初日を迎える心境を問われると、岡本健一は「2本同時に稽古をやって、やっと初日を迎えることができるが、正直全体像が全く見えない。お客さんが入って初めて成立するものではないかと思う。問題作と言われている作品をお客さんがどのように捉えるのか。劇場で体験してもらいたい」と話す。ソニンは「2ヶ月間稽古をして、2倍大変なのかなと思っていたら、4倍大変だった。稽古初日から足を止めず、セリフを喋り続け練習をしてきたけれど、『まだ足りない』とずっと思いながら稽古をしてきた。『2倍』の2乗の『4倍』の2乗で、16倍味わい深い本番になったら」。

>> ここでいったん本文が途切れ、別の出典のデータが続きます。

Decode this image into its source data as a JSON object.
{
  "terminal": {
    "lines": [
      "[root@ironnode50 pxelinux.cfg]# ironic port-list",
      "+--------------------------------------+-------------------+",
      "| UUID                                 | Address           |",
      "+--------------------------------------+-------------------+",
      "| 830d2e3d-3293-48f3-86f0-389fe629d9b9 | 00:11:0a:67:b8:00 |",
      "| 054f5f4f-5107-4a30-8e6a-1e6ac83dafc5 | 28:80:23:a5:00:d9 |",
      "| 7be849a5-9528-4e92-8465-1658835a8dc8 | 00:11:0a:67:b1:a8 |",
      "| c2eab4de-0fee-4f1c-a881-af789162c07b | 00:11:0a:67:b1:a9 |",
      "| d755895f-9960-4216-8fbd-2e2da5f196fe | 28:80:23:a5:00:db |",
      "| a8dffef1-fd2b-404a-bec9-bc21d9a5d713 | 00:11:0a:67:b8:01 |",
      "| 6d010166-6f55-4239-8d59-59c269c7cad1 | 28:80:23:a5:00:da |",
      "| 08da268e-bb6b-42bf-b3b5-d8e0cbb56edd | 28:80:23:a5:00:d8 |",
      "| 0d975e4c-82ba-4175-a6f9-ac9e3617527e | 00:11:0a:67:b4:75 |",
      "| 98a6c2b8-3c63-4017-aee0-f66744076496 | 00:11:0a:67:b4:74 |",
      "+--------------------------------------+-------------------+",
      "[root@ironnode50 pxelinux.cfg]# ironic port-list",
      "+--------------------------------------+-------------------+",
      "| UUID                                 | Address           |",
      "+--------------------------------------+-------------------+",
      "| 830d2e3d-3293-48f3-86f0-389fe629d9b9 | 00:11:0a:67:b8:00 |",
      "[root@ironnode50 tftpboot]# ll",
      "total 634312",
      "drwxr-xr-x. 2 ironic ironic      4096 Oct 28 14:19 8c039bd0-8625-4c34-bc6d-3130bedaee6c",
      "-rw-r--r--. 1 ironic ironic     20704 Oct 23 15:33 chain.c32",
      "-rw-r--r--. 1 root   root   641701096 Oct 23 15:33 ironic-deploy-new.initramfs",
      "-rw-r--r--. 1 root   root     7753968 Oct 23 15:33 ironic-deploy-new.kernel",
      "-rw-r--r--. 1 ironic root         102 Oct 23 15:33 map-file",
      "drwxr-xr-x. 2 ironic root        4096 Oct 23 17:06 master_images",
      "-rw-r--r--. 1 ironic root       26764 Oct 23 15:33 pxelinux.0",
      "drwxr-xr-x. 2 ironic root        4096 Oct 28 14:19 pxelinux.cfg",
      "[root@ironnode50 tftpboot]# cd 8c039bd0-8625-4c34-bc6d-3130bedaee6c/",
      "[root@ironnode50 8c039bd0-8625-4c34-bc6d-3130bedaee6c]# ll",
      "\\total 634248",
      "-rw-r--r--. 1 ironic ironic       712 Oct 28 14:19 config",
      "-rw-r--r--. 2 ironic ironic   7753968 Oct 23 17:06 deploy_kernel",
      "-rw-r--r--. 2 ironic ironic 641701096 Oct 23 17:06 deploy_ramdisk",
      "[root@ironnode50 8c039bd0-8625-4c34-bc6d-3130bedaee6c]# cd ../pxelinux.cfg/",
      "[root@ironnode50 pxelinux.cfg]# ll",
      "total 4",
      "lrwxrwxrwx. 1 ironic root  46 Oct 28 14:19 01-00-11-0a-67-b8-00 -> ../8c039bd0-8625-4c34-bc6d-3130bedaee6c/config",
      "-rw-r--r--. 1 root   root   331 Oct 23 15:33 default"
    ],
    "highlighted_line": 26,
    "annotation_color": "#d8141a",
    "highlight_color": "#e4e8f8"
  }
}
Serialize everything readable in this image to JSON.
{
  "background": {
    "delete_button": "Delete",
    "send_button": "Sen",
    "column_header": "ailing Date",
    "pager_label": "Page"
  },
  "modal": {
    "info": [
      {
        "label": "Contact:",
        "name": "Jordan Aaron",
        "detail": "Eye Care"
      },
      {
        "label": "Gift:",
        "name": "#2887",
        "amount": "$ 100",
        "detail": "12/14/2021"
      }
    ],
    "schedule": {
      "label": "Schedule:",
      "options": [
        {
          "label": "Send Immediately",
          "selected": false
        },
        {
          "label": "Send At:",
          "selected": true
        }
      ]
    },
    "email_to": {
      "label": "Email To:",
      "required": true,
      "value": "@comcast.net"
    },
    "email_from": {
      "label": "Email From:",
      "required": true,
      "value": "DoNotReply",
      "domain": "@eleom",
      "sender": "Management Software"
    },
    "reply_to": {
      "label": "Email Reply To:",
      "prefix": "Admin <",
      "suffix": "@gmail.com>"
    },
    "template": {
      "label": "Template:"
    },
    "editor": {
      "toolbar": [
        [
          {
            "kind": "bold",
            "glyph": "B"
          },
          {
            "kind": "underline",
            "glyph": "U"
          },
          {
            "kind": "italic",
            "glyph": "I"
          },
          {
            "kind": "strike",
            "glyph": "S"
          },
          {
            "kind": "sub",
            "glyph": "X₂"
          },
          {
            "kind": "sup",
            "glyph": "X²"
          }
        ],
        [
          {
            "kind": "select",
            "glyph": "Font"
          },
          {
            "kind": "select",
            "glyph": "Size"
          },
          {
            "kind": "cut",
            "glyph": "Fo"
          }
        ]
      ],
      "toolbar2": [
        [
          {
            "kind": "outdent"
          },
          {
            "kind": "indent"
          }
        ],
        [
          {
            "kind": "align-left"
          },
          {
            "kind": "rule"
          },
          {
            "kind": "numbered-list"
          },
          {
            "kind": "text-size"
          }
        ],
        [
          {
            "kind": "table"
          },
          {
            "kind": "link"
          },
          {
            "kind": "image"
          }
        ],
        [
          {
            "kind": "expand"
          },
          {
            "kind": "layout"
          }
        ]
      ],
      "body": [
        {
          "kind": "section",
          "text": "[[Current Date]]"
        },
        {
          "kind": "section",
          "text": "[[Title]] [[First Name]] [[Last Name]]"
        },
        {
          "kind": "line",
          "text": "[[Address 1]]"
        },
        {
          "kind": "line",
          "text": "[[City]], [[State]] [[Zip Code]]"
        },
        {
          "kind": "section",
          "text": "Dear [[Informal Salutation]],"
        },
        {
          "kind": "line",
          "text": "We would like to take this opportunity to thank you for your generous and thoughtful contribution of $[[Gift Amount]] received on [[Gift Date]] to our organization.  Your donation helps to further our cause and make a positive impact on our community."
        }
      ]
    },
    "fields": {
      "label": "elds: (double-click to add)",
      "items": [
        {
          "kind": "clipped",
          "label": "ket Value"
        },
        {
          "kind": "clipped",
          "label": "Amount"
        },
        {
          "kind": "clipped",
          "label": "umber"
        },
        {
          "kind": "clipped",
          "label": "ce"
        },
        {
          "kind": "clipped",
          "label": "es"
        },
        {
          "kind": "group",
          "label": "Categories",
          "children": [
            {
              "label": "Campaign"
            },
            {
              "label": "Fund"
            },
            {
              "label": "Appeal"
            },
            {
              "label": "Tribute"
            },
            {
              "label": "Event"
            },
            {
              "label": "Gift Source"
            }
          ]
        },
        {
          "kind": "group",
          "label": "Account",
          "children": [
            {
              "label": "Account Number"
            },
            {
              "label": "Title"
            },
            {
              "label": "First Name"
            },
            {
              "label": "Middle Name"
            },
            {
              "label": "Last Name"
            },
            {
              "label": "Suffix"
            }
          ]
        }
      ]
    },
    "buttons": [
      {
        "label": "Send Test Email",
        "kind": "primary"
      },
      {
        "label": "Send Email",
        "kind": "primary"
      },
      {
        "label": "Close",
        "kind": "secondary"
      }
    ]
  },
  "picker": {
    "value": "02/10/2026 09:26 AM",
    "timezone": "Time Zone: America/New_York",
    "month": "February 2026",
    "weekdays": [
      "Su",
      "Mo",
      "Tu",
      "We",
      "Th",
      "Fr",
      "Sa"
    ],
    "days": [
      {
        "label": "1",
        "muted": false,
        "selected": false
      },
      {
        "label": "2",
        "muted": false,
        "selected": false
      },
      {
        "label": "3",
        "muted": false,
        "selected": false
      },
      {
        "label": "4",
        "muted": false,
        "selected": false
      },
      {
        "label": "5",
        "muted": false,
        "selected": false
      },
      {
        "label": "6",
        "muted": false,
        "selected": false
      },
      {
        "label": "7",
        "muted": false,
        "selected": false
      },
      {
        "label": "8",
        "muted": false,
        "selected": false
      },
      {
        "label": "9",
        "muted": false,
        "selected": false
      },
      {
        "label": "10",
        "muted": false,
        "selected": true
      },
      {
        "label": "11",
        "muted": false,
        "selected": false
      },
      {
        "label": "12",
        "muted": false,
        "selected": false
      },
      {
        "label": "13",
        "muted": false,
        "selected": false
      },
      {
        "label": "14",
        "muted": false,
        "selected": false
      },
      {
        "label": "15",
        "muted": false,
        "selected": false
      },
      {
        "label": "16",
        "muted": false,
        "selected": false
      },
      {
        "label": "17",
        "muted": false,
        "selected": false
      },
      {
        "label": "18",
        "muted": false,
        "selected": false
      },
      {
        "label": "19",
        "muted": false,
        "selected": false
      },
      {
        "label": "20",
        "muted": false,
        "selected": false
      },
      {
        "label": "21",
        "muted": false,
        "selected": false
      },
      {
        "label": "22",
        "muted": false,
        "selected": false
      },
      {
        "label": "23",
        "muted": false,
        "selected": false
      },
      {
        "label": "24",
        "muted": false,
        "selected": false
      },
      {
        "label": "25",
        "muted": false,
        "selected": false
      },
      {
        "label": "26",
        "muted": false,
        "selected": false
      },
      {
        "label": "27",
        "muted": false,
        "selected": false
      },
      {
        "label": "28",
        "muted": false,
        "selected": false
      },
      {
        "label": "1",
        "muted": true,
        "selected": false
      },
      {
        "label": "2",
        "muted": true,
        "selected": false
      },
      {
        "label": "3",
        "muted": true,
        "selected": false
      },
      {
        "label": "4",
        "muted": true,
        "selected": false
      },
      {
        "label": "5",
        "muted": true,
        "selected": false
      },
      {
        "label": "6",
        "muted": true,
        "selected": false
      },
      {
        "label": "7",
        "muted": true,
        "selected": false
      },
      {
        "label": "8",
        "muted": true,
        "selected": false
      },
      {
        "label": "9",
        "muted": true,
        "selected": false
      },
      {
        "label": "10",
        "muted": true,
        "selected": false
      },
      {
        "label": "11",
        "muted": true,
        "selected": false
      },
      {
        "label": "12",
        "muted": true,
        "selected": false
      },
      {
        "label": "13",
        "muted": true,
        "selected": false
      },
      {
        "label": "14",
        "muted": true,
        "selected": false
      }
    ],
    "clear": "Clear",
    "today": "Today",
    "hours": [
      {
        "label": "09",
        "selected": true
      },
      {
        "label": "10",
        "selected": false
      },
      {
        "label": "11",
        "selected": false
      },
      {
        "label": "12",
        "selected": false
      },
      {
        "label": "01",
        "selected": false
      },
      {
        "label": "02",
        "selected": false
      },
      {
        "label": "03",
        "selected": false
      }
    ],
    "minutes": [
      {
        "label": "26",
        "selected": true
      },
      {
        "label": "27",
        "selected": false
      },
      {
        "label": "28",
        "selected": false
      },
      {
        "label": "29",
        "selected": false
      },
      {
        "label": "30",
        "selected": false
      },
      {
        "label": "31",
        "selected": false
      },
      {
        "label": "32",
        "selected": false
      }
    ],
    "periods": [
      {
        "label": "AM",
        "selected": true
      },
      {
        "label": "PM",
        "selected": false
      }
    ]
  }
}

新国立劇場が2009年~20年に展開した「シェイクスピア歴史劇シリーズ」のチームが再結集している本作。浦井健治は「節度は持っているが、家族のような人が集まっている。10年以上一緒にやらせてもらっていて、亡くなった方もいるが、面影や思いを板の上で感じる瞬間がたくさんある」といい、中嶋朋子も「みんながぽろっと言ってくれる一言で、すごく大きな転換が訪れたり、目から鱗が落ちたりするカンパニー。その一言を待っている自分がいる。この信頼関係は本当に宝物」と語っていた。

公演は11月19日(日)まで。